In this study, we developed a multilayer microfluidic device to simulate nephron, which was formed by “glomerulus”, “Bowman's capsule”, “proximal tubular lumen” and “peritubular capillary”. In this microdevice, artificial renal blood flow and glomerular filtrate flow were circulating simultaneously, mimicking the behavior of a nephron. . In this dynamic artificial nephron, we observed typical renal physiology, including the glomerular size-selective barrier, glomerular basement membrane charge-selective barrier, glucose reabsorption and para-aminohippuric acid secretion. To demonstrate the capability of our microdevice, we used it to investigate the pathophysiology of drug-induced acute kidney injury (AKI) and give assessment of drug-induced nephrotoxicity, with cisplatin and doxorubicin as model drugs. In the experiment, we loaded the doxorubicin or cisplatin in the “renal blood flow”, recorded the injury of primary glomerular endothelial cells, podocytes, tubular epithelial cells and peritubular endothelial cells by fluorescence imaging, and identified the time-dependence, dose-dependence and the death order of four types of renal cells. Then by measuring multiple biomarkers, including E-cadherin, VEGF, VCAM-1, Nephrin, and ZO-1, we studied the mechanism of cell injuries caused by doxorubicin or cisplatin.

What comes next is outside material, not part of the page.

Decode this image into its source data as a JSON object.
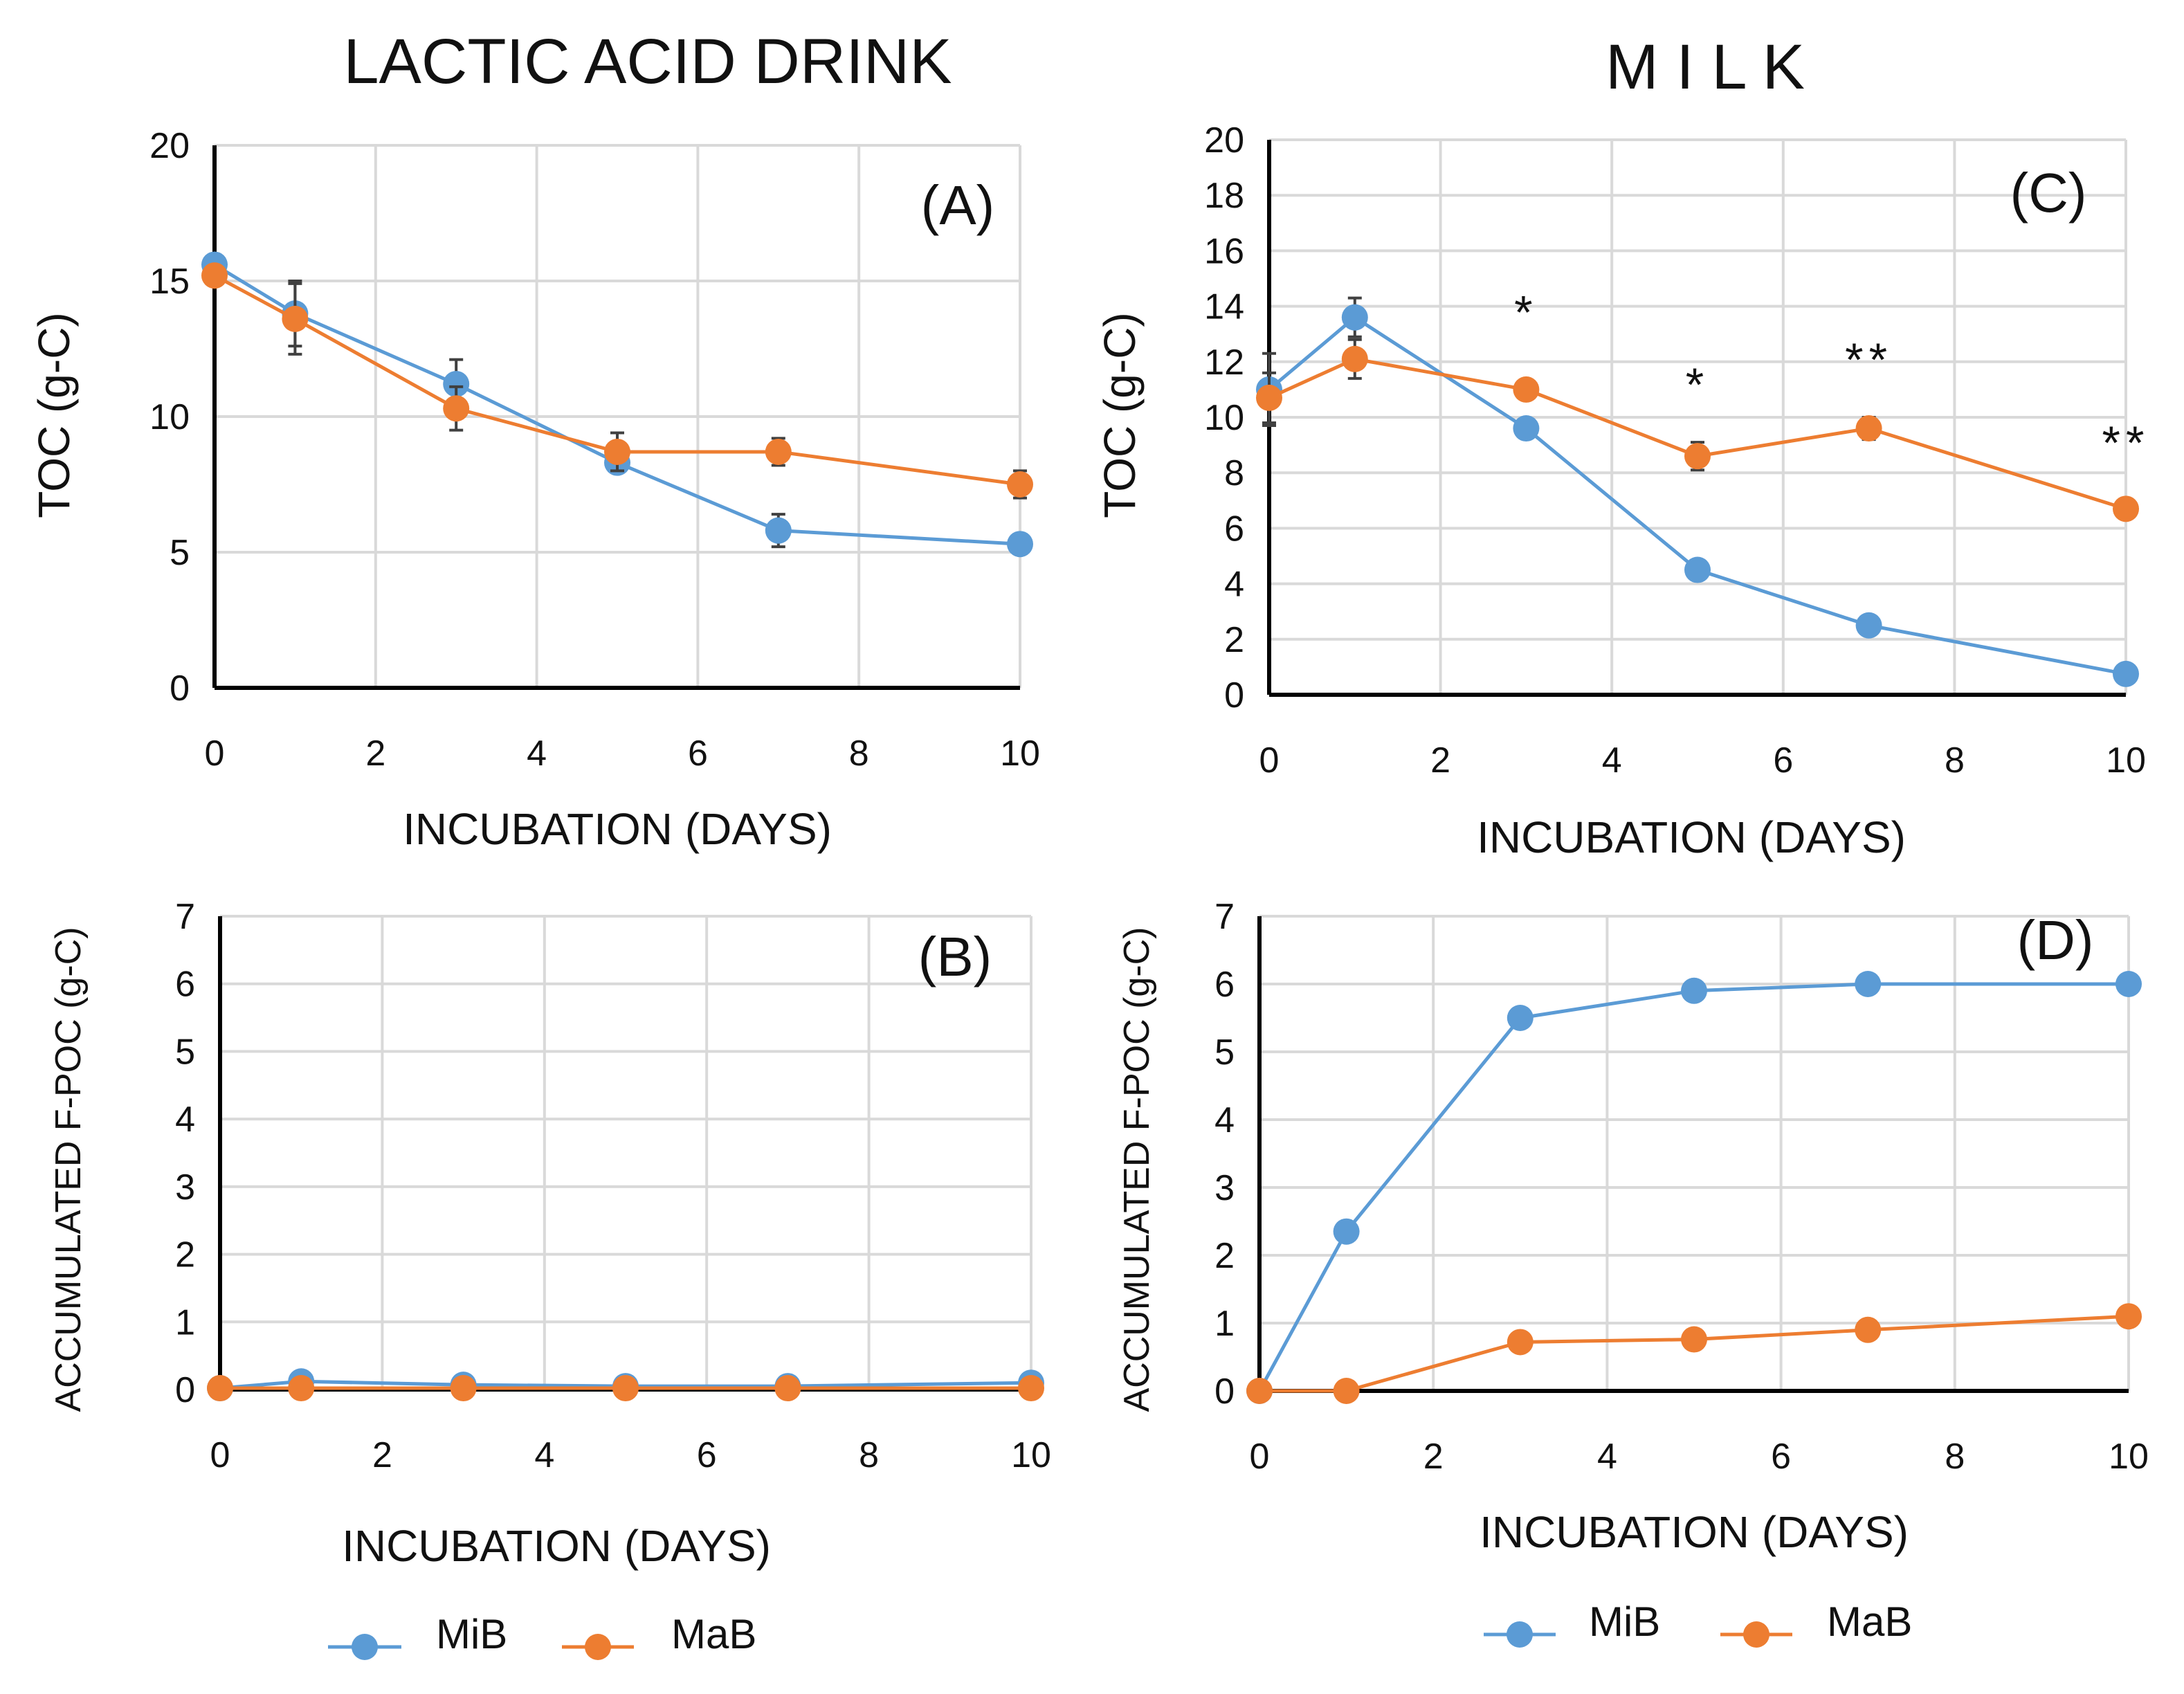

Also, we investigated the effect of BSA in the “renal blood flow” on doxorubicin-or-cisplatin-induced nephrotoxicity, and found that BSA enhanced the tight junctions between cells and eased cisplatin-induced nephrotoxicity. In addition, we compared the nephron model and traditional tubule models for assessment of drug-induced nephrotoxicity. And it can be inferred that our biomimetic microdevice simulated the complex, dynamic microenvironment of nephron, yielded abundant information about drug-induced-AKI at the preclinical stage, boosted the drug safety evaluation, and provided a reliable reference for clinical therapy.

在这项研究中，我们开发了一种多层微流体装置来模拟肾单位，它是由“肾小球”，“鲍曼氏囊”，“近端管状内腔”和“房周毛细血管”形成的。在这种微型设备中，人造肾血流和肾小球滤出液流同时循环，模仿了肾单位的行为。。在这个动态的人工肾中，我们观察了典型的肾脏生理，包括肾小球大小选择屏障，肾小球基底膜电荷选择屏障，葡萄糖重吸收和对氨基马尿酸分泌。为了证明我们的微型设备的功能，我们使用它来研究药物诱发的急性肾损伤（AKI）的病理生理，并评估药物诱发的肾毒性，并以顺铂和阿霉素为模型药物。在实验中 我们将“阿霉素”或“顺铂”加载到“肾脏血流”中，通过荧光成像记录初级肾小球内皮细胞，足细胞，肾小管上皮细胞和肾小管周围内皮细胞的损伤，并确定时间依赖性，剂量依赖性和死亡顺序四种类型的肾细胞。然后，通过测量多种生物标记物，包括E-钙黏着蛋白，VEGF，VCAM-1，Nephrin和ZO-1，我们研究了由阿霉素或顺铂引起的细胞损伤机制。此外，我们研究了“肾血流”中BSA对阿霉素或顺铂诱导的肾毒性的影响，发现BSA增强了细胞之间的紧密连接并缓解了顺铂诱导的肾毒性。此外，我们比较了肾单位模型和传统的肾小管模型，以评估药物引起的肾毒性。